Tyl's historic plays - which form the third group - were written with a clear purpose: Tyl worked with famous persons or famous periods of Czech history, which became a kind of models depicting the bravery of the Czech nation. His most famous historic play, Jan Hus shows the courage of the 15th century Czech reformer, who triggered one of the most famous chapters in Czech history- the Hussite movement. There were many things that could not been said openly because of the strict censorship from the part of the Austrian authorities, that's why Tyl had to borrow parallels from the past.

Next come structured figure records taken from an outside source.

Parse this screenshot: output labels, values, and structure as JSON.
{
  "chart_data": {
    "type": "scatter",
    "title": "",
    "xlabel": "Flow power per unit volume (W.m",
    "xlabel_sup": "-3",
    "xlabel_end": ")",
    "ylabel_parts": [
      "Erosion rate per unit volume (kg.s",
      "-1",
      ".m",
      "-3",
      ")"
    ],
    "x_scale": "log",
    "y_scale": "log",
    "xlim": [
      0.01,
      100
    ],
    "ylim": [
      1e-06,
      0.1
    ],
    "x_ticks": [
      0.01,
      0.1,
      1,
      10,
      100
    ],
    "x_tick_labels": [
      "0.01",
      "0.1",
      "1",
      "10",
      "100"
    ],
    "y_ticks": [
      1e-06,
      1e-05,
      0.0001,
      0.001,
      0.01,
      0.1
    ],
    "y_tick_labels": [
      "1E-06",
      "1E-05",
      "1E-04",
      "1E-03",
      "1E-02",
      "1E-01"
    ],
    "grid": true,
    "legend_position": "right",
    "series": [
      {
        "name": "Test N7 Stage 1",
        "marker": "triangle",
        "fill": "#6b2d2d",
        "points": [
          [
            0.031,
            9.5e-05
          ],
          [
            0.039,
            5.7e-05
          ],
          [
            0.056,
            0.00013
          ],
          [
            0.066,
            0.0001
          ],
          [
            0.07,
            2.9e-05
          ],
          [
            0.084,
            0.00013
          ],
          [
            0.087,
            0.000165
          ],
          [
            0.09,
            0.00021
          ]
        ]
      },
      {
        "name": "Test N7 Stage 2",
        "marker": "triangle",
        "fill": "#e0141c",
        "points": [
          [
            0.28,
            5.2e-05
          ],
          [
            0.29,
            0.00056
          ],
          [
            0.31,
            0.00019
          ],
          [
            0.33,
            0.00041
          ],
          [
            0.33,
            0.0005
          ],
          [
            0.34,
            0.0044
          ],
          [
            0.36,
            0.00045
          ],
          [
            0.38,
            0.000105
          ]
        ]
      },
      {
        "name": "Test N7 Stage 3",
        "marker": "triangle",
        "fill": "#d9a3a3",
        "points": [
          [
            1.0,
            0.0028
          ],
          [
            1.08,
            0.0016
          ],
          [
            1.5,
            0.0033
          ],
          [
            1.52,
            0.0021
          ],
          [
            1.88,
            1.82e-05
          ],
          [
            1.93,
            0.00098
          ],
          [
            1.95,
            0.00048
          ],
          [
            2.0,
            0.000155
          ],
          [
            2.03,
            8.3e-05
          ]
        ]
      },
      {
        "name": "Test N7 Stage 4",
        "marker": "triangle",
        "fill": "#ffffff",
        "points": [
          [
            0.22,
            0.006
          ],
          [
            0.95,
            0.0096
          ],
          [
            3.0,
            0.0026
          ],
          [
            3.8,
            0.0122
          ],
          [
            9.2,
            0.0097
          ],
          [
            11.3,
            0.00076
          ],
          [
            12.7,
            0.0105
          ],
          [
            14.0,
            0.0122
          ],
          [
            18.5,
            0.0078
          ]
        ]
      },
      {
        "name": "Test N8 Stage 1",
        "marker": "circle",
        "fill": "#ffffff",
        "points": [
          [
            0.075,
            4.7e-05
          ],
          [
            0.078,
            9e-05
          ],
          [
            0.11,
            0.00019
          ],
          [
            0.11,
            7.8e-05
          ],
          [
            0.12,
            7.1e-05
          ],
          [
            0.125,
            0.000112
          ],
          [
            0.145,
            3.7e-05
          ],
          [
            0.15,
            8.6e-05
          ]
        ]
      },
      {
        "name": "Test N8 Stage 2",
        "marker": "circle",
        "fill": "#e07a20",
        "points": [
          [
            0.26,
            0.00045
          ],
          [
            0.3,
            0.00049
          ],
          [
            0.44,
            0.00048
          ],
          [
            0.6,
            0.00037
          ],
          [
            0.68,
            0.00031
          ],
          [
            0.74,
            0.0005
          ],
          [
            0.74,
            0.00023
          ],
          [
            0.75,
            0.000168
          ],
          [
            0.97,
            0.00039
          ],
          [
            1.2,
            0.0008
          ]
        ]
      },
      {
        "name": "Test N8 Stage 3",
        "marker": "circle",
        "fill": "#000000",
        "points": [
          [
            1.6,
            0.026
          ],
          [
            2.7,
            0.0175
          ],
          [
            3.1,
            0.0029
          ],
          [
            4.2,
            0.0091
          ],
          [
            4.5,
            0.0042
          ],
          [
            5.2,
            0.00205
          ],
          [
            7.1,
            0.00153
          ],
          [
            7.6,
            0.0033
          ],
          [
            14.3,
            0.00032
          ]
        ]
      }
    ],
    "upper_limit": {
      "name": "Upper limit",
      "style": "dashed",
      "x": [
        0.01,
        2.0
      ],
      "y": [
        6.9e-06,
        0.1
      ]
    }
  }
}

When I looked for facts from Tyl's private life, I was surprised to find out that although he was married to actress Magdalena Forchheimova, he had children with her younger sister Anna.

"He married Magdalena and had children with Anna, but according to what we know now, this strange household seems to have functioned very well. Magdalena Forchheimova was Josef's colleague from a travelling theatre troupes. On one of their journeys Tyl fell ill, Magdalena cared for him and he decided to marry her. She was an experienced actress, who had been acting since the age of 16. But despite their common interest, the two were much too different: while Tyl was filled with ideas on how to organise social life and free the Czech nation from the Austrian yoke, Magdalena was a pragmatic woman, mostly interested in money. And there was yet another problem: she could not have children."

Then Anna appeared. She was 14 years younger than Tyl, and she did not resemble her sister at all: she showed immense interest in Tyl's activities, was filled with energy. She, too, was an actress, outstanding especially in the roles of 'naive young girls'. It soon became clear that for Tyl she meant more than simply being his sister-in-law. A peculiar kind of household came into existence: Tyl's wife refused to go, although her sister started giving birth to his children. And so she started to care for them. We don't know now how the two sisters behaved to each other, what kind of feelings they had. When Tyl died in 1856 in Pilsen, Anna was expecting his seventh child.